The cases of cyber adultery and cyber
concubinage
Article 333 of the Penal Code criminalizes
adultery and Article 334 concubinage. But applying these articles to
cyber adultery and cyber concubinage is like cutting the hair of a
bald man.
A woman who plays around through cybersex could
indulge in it as long as she wants without ever being convicted of
adultery. Article 333 says, “Adultery is committed by any married
woman who shall have sexual intercourse with a man not her husband.
. . .”
Gavino says adultery requires carnal knowledge.
Cybersex does not involve the flesh and therefore does not apply to
the traditional sense of sexual intercourse under the Penal Code.
Much less with cyber concubinage, which mirrors
the double (read: prejudiced) standards of Philippine laws on
chastity crimes committed by men and women.
Article 334 says, “Any husband who shall keep
a mistress in the conjugal dwelling or shall have sexual intercourse
under scandalous circumstances with a woman who is not his wife or
shall cohabit with her in any other place, shall be punished by
prision correcional in its minimum and medium post.”
What if the cyber site is the cybersex room?

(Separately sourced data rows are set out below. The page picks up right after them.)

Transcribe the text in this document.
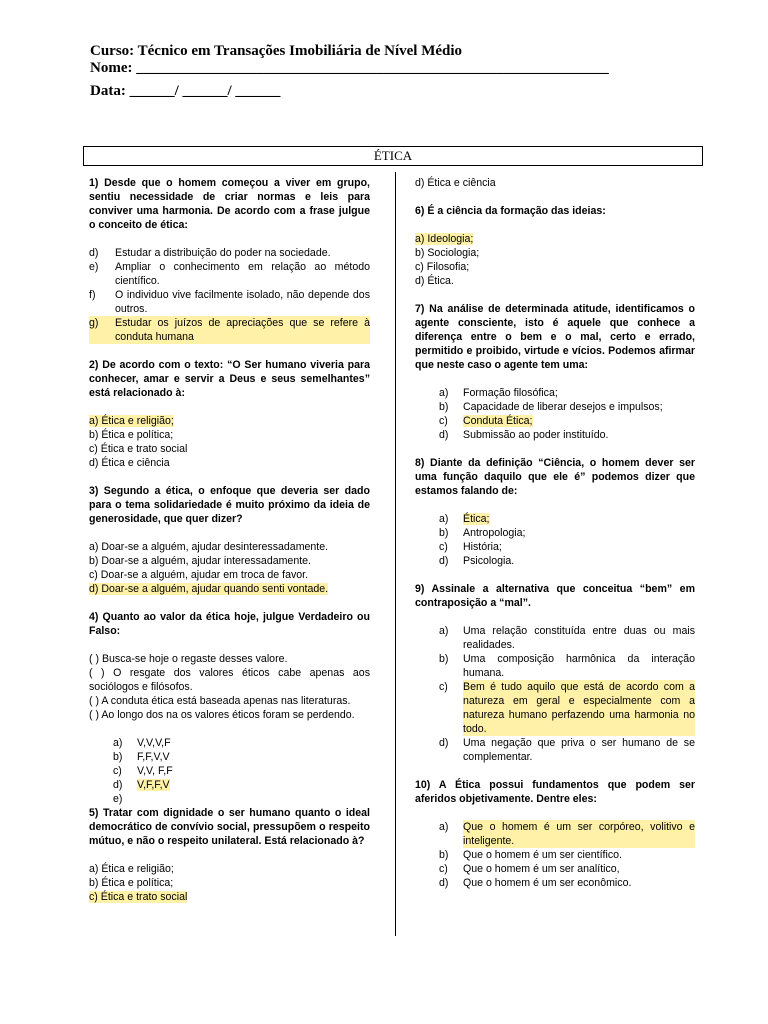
Curso: Técnico em Transações Imobiliária de Nível Médio
Nome: _______________________________________________________________
Data: ______/ ______/ ______
ÉTICA

1) Desde que o homem começou a viver em grupo, sentiu necessidade de criar normas e leis para conviver uma harmonia. De acordo com a frase julgue o conceito de ética:

d)	Estudar a distribuição do poder na sociedade.
e)	Ampliar o conhecimento em relação ao método científico.
f)	O individuo vive facilmente isolado, não depende dos outros.
g)	Estudar os juízos de apreciações que se refere à conduta humana

2) De acordo com o texto: “O Ser humano viveria para conhecer, amar e servir a Deus e seus semelhantes” está relacionado à:

a) Ética e religião;
b) Ética e política;
c) Ética e trato social
d) Ética e ciência

3) Segundo a ética, o enfoque que deveria ser dado para o tema solidariedade é muito próximo da ideia de generosidade, que quer dizer?

a) Doar-se a alguém, ajudar desinteressadamente.
b) Doar-se a alguém, ajudar interessadamente.
c) Doar-se a alguém, ajudar em troca de favor.
d) Doar-se a alguém, ajudar quando senti vontade.

4) Quanto ao valor da ética hoje, julgue Verdadeiro ou Falso:

( ) Busca-se hoje o regaste desses valore.
( ) O resgate dos valores éticos cabe apenas aos sociólogos e filósofos.
( ) A conduta ética está baseada apenas nas literaturas.
( ) Ao longo dos na os valores éticos foram se perdendo.
a)	V,V,V,F
b)	F,F,V,V
c)	V,V, F,F
d)	V,F,F,V
e)

5) Tratar com dignidade o ser humano quanto o ideal democrático de convívio social, pressupõem o respeito mútuo, e não o respeito unilateral. Está relacionado à?

a) Ética e religião;
b) Ética e política;
c) Ética e trato social
d) Ética e ciência

6) É a ciência da formação das ideias:

a) Ideologia;
b) Sociologia;
c) Filosofia;
d) Ética.

7) Na análise de determinada atitude, identificamos o agente consciente, isto é aquele que conhece a diferença entre o bem e o mal, certo e errado, permitido e proibido, virtude e vícios. Podemos afirmar que neste caso o agente tem uma:

a)	Formação filosófica;
b)	Capacidade de liberar desejos e impulsos;
c)	Conduta Ética;
d)	Submissão ao poder instituído.

8) Diante da definição “Ciência, o homem dever ser uma função daquilo que ele é” podemos dizer que estamos falando de:

a)	Ética;
b)	Antropologia;
c)	História;
d)	Psicologia.

9) Assinale a alternativa que conceitua “bem” em contraposição a “mal”.

a)	Uma relação constituída entre duas ou mais realidades.
b)	Uma composição harmônica da interação humana.
c)	Bem é tudo aquilo que está de acordo com a natureza em geral e especialmente com a natureza humano perfazendo uma harmonia no todo.
d)	Uma negação que priva o ser humano de se complementar.

10) A Ética possui fundamentos que podem ser aferidos objetivamente. Dentre eles:

a)	Que o homem é um ser corpóreo, volitivo e inteligente.
b)	Que o homem é um ser científico.
c)	Que o homem é um ser analítico,
d)	Que o homem é um ser econômico.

What if the husband and his mistress already know every mole in each
other’s body as they indulge in cybersex using the web cam and the
computer headset? What if the man starts to see his wife as
garbage or a doormat to wipe his feet on, before he enters his cyber
love nest where his cyber inamorata waits for a long night of
cybersex? And what if the husband is found out and his wife suffers
the same emotional stress experienced by wives who physically
witnessed the philandering ways of their husbands?

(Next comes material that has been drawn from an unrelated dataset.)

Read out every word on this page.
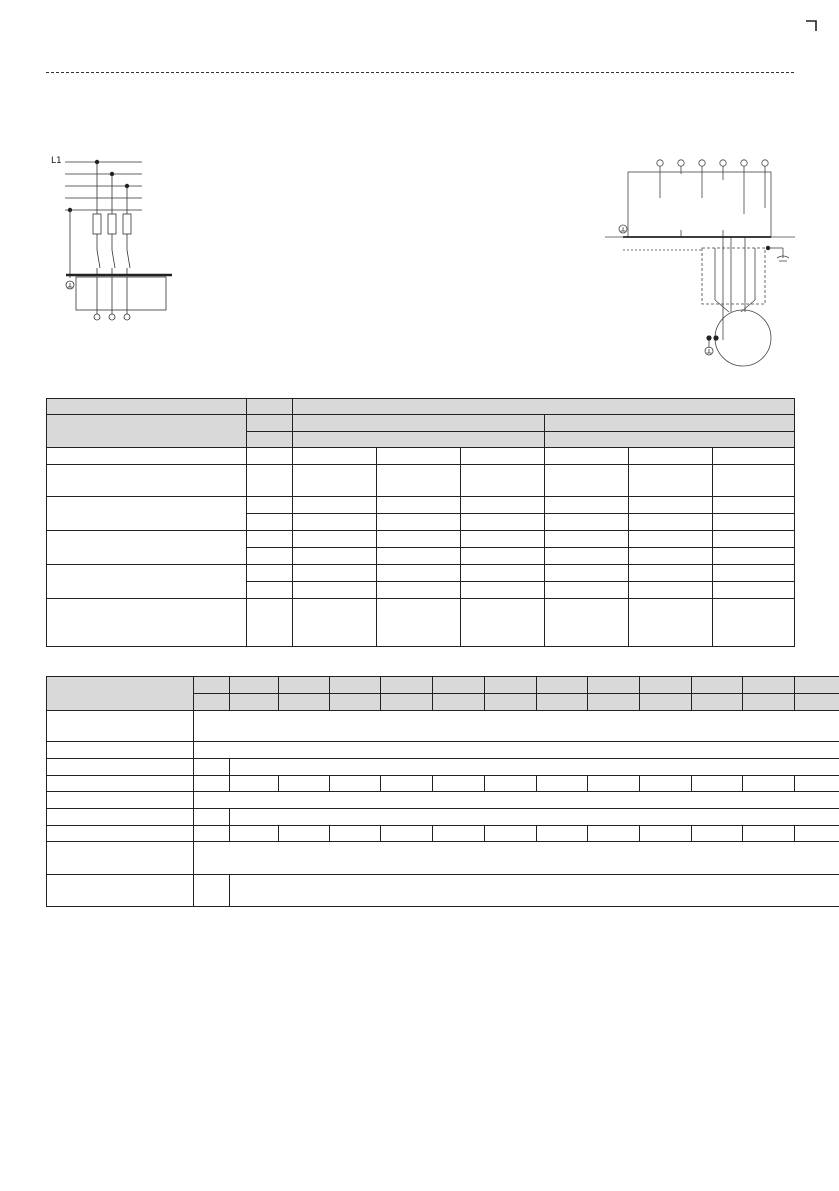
L1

There are no answers to these questions. It
looks like it will take generations before archaic Philippine laws
reach the stage of sophistication—and fairness, of course.

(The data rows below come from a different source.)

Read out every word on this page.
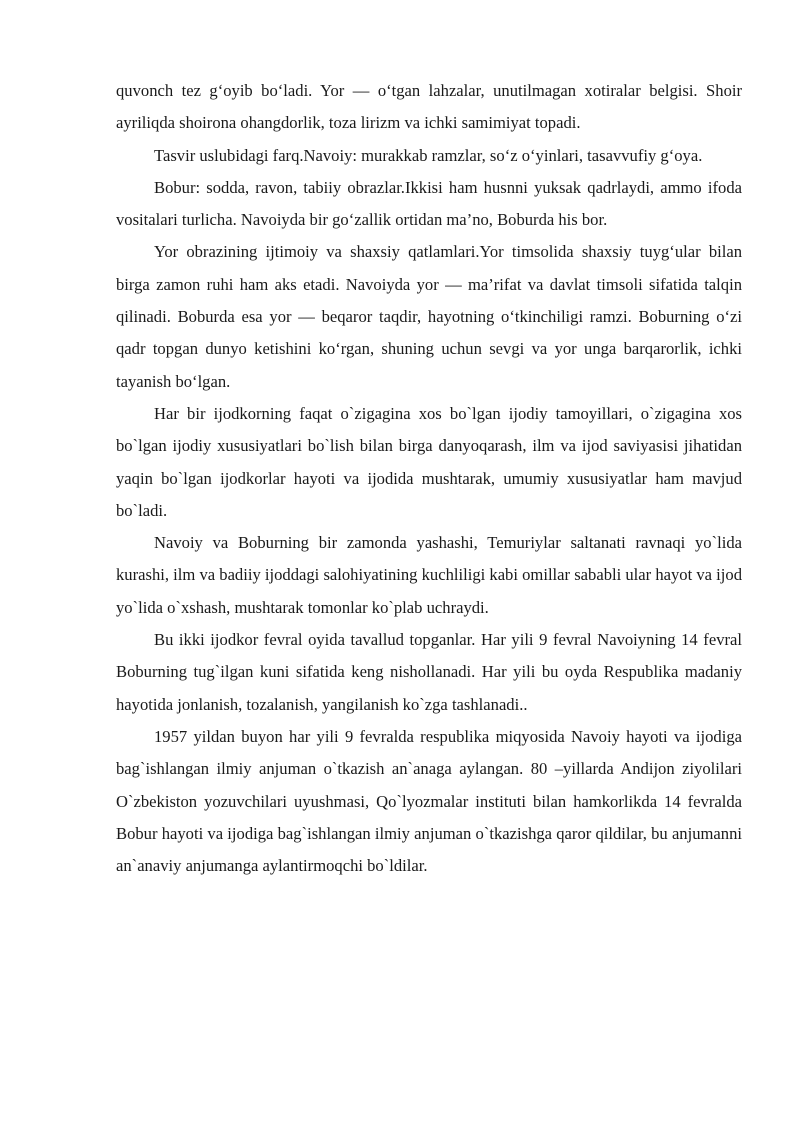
quvonch tez g‘oyib bo‘ladi. Yor — o‘tgan lahzalar, unutilmagan xotiralar belgisi. Shoir ayriliqda shoirona ohangdorlik, toza lirizm va ichki samimiyat topadi.

Tasvir uslubidagi farq.Navoiy: murakkab ramzlar, so‘z o‘yinlari, tasavvufiy g‘oya.

Bobur: sodda, ravon, tabiiy obrazlar.Ikkisi ham husnni yuksak qadrlaydi, ammo ifoda vositalari turlicha. Navoiyda bir go‘zallik ortidan ma’no, Boburda his bor.

Yor obrazining ijtimoiy va shaxsiy qatlamlari.Yor timsolida shaxsiy tuyg‘ular bilan birga zamon ruhi ham aks etadi. Navoiyda yor — ma’rifat va davlat timsoli sifatida talqin qilinadi. Boburda esa yor — beqaror taqdir, hayotning o‘tkinchiligi ramzi. Boburning o‘zi qadr topgan dunyo ketishini ko‘rgan, shuning uchun sevgi va yor unga barqarorlik, ichki tayanish bo‘lgan.

Har bir ijodkorning faqat o`zigagina xos bo`lgan ijodiy tamoyillari, o`zigagina xos bo`lgan ijodiy xususiyatlari bo`lish bilan birga danyoqarash, ilm va ijod saviyasisi jihatidan yaqin bo`lgan ijodkorlar hayoti va ijodida mushtarak, umumiy xususiyatlar ham mavjud bo`ladi.

Navoiy va Boburning bir zamonda yashashi, Temuriylar saltanati ravnaqi yo`lida kurashi, ilm va badiiy ijoddagi salohiyatining kuchliligi kabi omillar sababli ular hayot va ijod yo`lida o`xshash, mushtarak tomonlar ko`plab uchraydi.

Bu ikki ijodkor fevral oyida tavallud topganlar. Har yili 9 fevral Navoiyning 14 fevral Boburning tug`ilgan kuni sifatida keng nishollanadi. Har yili bu oyda Respublika madaniy hayotida jonlanish, tozalanish, yangilanish ko`zga tashlanadi..

1957 yildan buyon har yili 9 fevralda respublika miqyosida Navoiy hayoti va ijodiga bag`ishlangan ilmiy anjuman o`tkazish an`anaga aylangan. 80 –yillarda Andijon ziyolilari O`zbekiston yozuvchilari uyushmasi, Qo`lyozmalar instituti bilan hamkorlikda 14 fevralda Bobur hayoti va ijodiga bag`ishlangan ilmiy anjuman o`tkazishga qaror qildilar, bu anjumanni an`anaviy anjumanga aylantirmoqchi bo`ldilar.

Still, Gavino says legal repairs could be done
in such cases. Cyber philandering could still be used as evidence if
a spouse is seeking marriage separation or annulment. But these are
civil and not criminal cases. No guilty spouse would be behind bars.
A game of catch-up
These are but a few of the legal loopholes one
faces in dealing with cybersex, prostitution and pornography. These
things happen every minute of every hour of every day.
Gavino says it is like playing a “game of
catch-up.”
“The problem is there, but the law is not yet
there to address the problem,” she says.
Having a law against these cyber crimes is not
easy, though.
“A law that did not undergo objective scrutiny
is like a double-headed arrow. It could punish perpetrators but
could also work to the detriment of legitimate users,” she
explains.
Meanwhile, social activists express
dissatisfaction with the situation. Illicit cybersex shortcuts or
even juggles up the process of intimacy, says Jerome Baylen,
professor of anthropology and sociology at the UP. But he sees more
than this: unwanted pregnancies, sexually transmitted disease, loss
of the true sense of love and intimacy and an endangered future of
the youth. He believes these concerns can be judged not only morally
but practically.
Aida F. Santos, a feminist, sees the same
consequences. The youth of today, she says, especially young women,
think that they indeed have a choice. But they are wrong. In a world
where everything is commodified, making things appear normal, while
in truth they are twisted, Santos says, “It would be a mistake to
assume one is making intelligent choices.”